C’était le début de la Révolution tranquille. Le Québec duplessiste craquait de toutes parts. René Lévesque émergeait. Comme des milliers de Québécois je découvrais avec ivresse le sens de notre destin. Des données s’accumulaient, accablantes pour le mythe canadien. Je m’en nourrissais. En voici deux: les Québécois francophones ne constituent que 2 % de la population nord-américaine, massivement anglaise. Terrible fragilité. Fait aggravant: leur importance numérique dans le Canada ne cesse de décroître; leur pouvoir aussi. A la naissance de la Confédération» ils comptaient pour un Canadien sur trois; aujourd’hui, ils sont à peine un quatre et bientôt un sur cinq. Si les nations puissantes tiennent mordicus à leur indépendance, combien davantage doit y tenir une petite nation comme la nôtre, tellement plus vulnérable. Qu’on pense aux Louisianais, aux Franco-Américains, aux franco-canadiens, disparus (ou en train de disparaître) parce que sans prise politique sur leur destin. Nous formons le dernier carré. Le Canada ne peut être pour nous qu’une maladie chronique à issue fatale.
En 1977, je crus que la loi 101 avait corrigé partiellement la situation. Mais le Canada refuse farouchement ce Québec où sa langue ne règne plus. La Cour suprême lui sert de hache. La ruse fait le reste. Aujourd’hui, il veut assurer sa mainmise sur- les communications la culture, l’environnement, l’économie: notre vie.
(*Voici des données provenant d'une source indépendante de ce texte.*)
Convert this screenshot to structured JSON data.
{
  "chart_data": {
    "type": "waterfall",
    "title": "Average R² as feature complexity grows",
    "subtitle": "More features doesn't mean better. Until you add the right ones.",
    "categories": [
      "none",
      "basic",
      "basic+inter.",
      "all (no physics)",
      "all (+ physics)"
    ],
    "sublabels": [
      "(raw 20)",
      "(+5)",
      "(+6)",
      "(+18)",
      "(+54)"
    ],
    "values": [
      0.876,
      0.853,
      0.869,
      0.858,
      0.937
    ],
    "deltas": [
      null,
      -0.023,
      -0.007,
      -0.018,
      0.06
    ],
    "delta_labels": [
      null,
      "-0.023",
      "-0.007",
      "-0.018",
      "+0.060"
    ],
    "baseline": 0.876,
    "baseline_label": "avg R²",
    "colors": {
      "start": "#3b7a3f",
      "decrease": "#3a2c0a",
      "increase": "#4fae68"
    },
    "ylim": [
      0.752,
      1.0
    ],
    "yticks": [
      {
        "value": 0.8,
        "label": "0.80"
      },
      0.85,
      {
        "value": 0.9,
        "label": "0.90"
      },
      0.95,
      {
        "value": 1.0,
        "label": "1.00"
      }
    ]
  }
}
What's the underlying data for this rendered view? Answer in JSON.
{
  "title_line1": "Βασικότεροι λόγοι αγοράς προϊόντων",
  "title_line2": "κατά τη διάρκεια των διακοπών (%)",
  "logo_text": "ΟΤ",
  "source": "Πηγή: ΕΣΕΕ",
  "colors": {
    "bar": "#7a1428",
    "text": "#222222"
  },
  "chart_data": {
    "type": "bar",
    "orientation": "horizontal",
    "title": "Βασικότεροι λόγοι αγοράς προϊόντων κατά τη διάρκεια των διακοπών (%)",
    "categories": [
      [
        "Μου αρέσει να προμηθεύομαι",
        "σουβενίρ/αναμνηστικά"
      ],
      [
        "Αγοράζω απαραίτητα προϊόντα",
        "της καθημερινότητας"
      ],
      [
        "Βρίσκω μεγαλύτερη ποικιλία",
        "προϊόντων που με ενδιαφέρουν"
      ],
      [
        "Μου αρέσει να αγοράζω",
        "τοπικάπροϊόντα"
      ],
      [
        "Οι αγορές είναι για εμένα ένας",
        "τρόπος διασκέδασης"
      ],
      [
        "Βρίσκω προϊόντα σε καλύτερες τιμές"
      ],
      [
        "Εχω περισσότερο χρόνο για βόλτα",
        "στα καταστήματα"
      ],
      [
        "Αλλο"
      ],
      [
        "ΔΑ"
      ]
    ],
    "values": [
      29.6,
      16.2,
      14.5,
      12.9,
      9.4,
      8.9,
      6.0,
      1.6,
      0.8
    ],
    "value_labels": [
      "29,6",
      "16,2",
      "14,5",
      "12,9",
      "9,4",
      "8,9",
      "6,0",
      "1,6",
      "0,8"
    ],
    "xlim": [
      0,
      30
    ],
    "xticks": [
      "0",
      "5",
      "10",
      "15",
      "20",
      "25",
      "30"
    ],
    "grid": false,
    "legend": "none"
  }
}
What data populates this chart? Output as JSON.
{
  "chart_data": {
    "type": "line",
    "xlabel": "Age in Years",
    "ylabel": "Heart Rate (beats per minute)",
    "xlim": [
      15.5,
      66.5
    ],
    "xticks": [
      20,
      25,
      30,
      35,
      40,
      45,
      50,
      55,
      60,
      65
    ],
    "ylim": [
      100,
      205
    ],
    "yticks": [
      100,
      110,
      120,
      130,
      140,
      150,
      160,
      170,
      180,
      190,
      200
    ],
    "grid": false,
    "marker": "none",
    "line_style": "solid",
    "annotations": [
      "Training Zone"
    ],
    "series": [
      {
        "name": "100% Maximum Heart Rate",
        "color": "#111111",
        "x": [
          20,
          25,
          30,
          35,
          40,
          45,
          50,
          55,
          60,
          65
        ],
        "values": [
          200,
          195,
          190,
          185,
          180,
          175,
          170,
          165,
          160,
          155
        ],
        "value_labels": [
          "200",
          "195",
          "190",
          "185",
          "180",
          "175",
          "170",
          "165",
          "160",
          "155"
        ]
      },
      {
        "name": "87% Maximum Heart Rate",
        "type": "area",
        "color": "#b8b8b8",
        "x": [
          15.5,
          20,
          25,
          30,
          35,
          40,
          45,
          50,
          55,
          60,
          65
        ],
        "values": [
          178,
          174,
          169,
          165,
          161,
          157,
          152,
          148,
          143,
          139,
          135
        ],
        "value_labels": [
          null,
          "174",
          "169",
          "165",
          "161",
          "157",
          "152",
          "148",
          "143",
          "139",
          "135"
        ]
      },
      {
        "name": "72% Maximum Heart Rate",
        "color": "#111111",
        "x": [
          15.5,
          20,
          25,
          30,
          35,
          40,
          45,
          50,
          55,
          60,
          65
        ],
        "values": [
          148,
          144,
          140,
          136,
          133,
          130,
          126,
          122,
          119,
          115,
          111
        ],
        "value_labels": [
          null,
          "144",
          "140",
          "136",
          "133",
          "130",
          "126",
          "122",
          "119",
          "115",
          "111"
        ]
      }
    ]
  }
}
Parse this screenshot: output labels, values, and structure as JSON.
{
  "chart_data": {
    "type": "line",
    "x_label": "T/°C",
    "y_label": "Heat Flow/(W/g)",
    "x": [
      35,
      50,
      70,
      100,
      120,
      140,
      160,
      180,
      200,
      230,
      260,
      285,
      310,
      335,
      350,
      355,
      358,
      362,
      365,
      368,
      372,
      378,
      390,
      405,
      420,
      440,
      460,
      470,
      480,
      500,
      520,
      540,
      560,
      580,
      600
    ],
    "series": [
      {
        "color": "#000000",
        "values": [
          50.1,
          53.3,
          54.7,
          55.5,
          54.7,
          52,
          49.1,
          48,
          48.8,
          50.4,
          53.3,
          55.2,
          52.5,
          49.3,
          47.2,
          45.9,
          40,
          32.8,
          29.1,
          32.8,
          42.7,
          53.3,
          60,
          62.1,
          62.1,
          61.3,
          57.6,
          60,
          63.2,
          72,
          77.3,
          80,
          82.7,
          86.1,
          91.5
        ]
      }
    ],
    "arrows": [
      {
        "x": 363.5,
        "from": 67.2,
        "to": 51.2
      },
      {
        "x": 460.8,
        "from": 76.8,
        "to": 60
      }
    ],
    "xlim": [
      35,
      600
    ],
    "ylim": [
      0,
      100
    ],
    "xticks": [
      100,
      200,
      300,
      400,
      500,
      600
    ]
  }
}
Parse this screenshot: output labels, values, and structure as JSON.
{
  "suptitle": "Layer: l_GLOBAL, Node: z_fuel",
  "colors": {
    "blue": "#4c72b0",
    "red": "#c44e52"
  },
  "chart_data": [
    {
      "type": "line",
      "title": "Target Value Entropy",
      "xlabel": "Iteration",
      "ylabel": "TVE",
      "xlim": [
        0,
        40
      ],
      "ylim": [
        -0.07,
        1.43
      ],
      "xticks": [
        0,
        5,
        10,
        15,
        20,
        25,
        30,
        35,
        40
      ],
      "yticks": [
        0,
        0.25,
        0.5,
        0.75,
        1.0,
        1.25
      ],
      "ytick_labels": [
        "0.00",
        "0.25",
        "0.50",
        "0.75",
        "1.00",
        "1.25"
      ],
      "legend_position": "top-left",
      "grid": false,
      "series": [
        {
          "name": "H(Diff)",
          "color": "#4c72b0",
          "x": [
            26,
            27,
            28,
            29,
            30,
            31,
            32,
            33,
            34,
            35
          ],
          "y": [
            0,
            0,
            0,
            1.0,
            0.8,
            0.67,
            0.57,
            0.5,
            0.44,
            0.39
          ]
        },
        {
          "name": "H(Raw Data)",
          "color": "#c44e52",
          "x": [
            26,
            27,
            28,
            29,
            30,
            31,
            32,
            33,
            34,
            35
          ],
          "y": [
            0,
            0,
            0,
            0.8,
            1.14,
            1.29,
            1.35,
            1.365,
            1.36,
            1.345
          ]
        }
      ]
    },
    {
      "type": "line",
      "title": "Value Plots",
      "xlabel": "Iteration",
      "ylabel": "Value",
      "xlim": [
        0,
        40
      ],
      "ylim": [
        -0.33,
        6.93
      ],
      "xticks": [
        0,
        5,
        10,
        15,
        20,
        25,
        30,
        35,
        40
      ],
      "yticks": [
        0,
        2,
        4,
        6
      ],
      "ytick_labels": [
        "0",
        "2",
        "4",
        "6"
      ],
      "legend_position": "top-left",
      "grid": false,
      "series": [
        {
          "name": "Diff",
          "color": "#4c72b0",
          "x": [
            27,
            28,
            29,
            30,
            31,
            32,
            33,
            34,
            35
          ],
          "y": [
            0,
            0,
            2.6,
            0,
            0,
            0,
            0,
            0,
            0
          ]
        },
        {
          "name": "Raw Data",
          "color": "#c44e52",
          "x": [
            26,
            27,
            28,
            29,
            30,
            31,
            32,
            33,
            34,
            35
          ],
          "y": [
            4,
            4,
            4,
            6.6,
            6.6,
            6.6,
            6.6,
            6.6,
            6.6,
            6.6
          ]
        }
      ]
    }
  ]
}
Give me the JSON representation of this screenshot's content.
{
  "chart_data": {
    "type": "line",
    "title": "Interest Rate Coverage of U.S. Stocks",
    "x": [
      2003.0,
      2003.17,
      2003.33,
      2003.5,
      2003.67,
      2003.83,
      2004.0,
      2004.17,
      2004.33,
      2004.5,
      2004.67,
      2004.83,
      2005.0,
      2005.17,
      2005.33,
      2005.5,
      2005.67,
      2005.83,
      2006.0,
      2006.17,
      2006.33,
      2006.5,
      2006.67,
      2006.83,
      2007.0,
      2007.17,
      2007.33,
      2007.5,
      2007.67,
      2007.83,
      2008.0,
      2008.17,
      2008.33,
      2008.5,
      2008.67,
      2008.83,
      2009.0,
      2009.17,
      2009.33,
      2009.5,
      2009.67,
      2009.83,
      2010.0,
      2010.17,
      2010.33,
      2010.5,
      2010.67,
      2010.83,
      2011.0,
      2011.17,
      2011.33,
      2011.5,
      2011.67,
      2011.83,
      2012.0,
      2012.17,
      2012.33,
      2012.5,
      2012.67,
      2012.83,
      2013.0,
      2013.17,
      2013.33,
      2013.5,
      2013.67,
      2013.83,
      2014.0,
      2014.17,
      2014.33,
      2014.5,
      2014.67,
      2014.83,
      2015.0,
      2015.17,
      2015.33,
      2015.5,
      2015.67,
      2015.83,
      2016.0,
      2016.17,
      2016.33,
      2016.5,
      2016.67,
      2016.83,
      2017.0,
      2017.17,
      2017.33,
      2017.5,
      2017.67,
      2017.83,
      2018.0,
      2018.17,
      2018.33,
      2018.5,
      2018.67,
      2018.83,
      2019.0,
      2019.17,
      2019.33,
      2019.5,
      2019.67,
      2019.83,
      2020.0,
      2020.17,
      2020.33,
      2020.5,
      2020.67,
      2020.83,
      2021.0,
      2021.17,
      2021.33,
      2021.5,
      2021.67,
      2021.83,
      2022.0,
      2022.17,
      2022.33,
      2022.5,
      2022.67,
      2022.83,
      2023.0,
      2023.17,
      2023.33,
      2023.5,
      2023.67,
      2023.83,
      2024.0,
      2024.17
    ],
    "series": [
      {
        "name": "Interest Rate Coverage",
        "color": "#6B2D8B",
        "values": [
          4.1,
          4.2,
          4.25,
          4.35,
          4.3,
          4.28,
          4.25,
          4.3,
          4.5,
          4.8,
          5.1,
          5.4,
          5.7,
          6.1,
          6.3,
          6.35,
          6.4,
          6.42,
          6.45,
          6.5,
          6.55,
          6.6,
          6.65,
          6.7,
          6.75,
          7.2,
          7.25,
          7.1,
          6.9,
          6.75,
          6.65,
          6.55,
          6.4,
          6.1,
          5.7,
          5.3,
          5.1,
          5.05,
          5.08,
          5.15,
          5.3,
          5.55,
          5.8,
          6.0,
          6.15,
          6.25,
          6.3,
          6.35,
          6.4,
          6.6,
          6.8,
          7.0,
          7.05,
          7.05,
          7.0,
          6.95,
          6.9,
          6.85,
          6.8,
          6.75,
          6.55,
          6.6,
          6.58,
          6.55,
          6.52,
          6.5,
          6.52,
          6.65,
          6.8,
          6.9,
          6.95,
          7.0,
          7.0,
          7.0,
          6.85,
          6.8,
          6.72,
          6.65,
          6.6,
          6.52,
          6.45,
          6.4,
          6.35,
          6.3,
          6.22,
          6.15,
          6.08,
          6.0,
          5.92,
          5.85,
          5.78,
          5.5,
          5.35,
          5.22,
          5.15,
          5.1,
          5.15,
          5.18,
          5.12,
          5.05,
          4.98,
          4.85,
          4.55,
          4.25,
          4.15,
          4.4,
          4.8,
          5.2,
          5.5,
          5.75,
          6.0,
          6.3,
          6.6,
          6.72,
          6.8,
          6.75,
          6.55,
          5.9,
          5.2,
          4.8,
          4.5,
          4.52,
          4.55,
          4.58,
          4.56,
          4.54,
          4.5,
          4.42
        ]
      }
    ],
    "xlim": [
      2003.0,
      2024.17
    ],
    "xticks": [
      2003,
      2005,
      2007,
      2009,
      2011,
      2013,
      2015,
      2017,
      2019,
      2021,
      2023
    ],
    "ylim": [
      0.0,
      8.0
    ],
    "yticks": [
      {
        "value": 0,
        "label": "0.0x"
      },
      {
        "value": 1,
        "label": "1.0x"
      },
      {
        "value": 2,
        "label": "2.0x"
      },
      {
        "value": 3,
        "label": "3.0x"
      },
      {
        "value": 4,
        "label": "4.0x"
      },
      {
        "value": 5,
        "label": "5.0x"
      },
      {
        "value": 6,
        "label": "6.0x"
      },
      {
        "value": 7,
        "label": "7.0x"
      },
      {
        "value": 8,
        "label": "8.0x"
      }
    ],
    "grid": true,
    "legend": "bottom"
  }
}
L’entente que Bourassa et Mulroney cherchent à nous imposer à coups de référendums ou de contorsions juridiques va contre nos aspirations profondes et celles du Canada anglais. Les sondages montrent en effet que les Québécois sont prêts à prendre leur destin en main. Quant aux Canadiens, si nous n’acceptons pas leurs conditions (inacceptables), ils aiment mieux vivre à côté de nous qu’avec nous.
J’avais 15 ans lorsque le sort de mon peuple a commencé à me préoccuper. J’en ai 51 et les discussions sur notre avenir dévorent toujours nos énergies. Bien sûr, le Québec a fait des pas de géant depuis. Mais n’oublions pas qu’il a connu des reculs. Le temps et la démographie jouent désormais contre nous. Les francophones constituent encore aujourd’hui les trois cinquièmes de la population de Montréal- mais ils reculent d’un un pour cent par année. Bientôt ils seront minoritaires. La longueur interminable du débat constitutionnel trouve peut-être là une de ses principales explications.
Oui, décidément, être canadien nous coûte trop cher. Comme la Tchécoslovaquie ou la Belgique, ce pays artificiel condamne deux cultures à un combat permanent. La plus forte vaincra: l’anglaise. A moins que nous ne nous donnions un pays. Le mot Québec me parle de liberté, de destin assumé. Le mot Canada, lui, n’exprime en fait que notre absence au monde.